Malaysia on strong growth path

19 Nov 2017 / 18:56 H.

    KUALA LUMPUR: Compared to forecasts at the start of the year, Malaysia is one of the economies in Asean that surprised most to the upside, said Standard Chartered Bank head of Asean Economic Research Edward Lee.
    “The pickup in external demand was not unexpected but domestic strength exceeded expectations,” he told SunBiz after the Malaysian economy recorded a stronger growth of 6.2% in the third quarter of 2017 (Q3), the best since Q2 of 2014, mainly driven by private sector spending.
    “Q3 GDP (gross domestic product) print came in above consensus of 5.7% and our own forecast of 5.8%. The economy continues to be very strong, with private consumption and investments maintaining their strength. We had expected some slowdown in the consumer but this did not materialise,” added Lee.
    Lee said his 2017 full year forecast was 5.4% but with the 2017 nine months GDP growth averaging at 5.9%, he noted that there is upside bias to its full-year call.
    Bank Negara Malaysia governor Tan Sri Muhammad Ibrahim last Friday said given the continued strong growth performance in Q3, the Malaysian economy is on course to register growth that is close to the upper range of the official projection of 5.2%-5.7% in 2017. Domestic demand is expected to support this expansion.
    On the external front, exports will continue to benefit from the favourable global demand conditions. Headline inflation is expected to average at the upper end of the forecast range of 3%-4% for 2017 as a whole.
    He also pointed out the possibility of 2017 GDP coming in beyond 5.7%, but noted that it is too early to tell.
    “But the numbers look good because the export sector is still showing double-digit growth and that will be a pleasant surprise. But watch the external environment, which will have an influence,” said Muhammad.
    Commenting on how some people are not feeling the growth, Muhammad said this is due to sustained cost of living pressures, especially the B40 groups and concerns over employment opportunity.
    “We need to look at it in totality, we need to look at an economic policy that can create better paying jobs, we need to look at industries that can generate high value added, we need to relook our education policy to train our people to be more productive.”
    MIDF Research forecast GDP to average at 5.8% in 2017. Based on the current development and indicators, it is optimistic that Malaysia’s economy will expand by 5.8% this year given the upbeat performance of domestic and global economy.

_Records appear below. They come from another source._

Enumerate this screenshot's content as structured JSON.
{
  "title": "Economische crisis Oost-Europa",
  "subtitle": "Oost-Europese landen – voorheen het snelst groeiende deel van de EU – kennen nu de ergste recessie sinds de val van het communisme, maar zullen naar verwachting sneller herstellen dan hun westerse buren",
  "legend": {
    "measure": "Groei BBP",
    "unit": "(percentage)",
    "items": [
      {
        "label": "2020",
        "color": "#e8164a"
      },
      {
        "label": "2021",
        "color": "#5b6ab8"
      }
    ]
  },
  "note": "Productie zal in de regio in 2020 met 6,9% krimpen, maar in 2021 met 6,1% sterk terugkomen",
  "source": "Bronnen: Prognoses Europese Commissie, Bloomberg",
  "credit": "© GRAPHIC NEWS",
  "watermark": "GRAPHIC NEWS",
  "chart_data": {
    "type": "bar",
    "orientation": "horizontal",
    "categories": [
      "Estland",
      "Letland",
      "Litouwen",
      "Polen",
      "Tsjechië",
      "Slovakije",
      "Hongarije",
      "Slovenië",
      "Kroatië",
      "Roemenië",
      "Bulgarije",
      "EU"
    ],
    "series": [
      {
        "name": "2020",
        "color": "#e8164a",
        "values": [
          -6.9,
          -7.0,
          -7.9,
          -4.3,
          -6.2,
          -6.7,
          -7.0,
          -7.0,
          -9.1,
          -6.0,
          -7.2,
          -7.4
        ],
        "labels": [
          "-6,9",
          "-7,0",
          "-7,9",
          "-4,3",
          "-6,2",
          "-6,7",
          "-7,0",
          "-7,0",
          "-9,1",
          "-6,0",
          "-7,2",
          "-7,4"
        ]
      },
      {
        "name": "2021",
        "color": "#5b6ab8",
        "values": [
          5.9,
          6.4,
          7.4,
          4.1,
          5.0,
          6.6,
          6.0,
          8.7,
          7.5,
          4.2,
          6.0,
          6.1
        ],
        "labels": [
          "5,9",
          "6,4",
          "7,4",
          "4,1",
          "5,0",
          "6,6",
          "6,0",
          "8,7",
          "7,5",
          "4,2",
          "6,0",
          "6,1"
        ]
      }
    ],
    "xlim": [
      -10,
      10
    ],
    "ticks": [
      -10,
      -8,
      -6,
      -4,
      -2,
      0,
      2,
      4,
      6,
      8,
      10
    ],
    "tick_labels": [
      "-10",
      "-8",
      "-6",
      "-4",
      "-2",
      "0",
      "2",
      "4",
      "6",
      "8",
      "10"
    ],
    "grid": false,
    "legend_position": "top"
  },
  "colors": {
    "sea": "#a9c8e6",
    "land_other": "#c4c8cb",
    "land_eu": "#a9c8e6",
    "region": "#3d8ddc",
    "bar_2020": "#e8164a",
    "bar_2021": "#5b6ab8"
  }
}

Besides stable labour market, continued wage growth and moderating inflation will support and spur domestic economy.
    “Moving forward, we foresee the economic performance in the fourth quarter of 2017 to expand at slower pace,” said MIDF.
    Meanwhile, Muhammad said the exposure of financial institutions to the property sector is at prudent levels but is more concerned on the negative spillovers of the oversupply of properties to the other sectors.
    He pointed out three segments in the property sector that is of concern, including high-rise condominiums, office space and shopping malls.
    “What concerns us is that if you’re not careful, the oversupply in the real property sector might have an impact in other economy sectors as well, for instance, loss of jobs, loss of spillover effects from the construction industry,” said Muhammad.
    He said the ringgit is reflective of Malaysia’s economic strength, with more liquidity in the market now.
    “The ringgit levels are not influenced by speculative flows but reflective of real economic activities in the financial market.”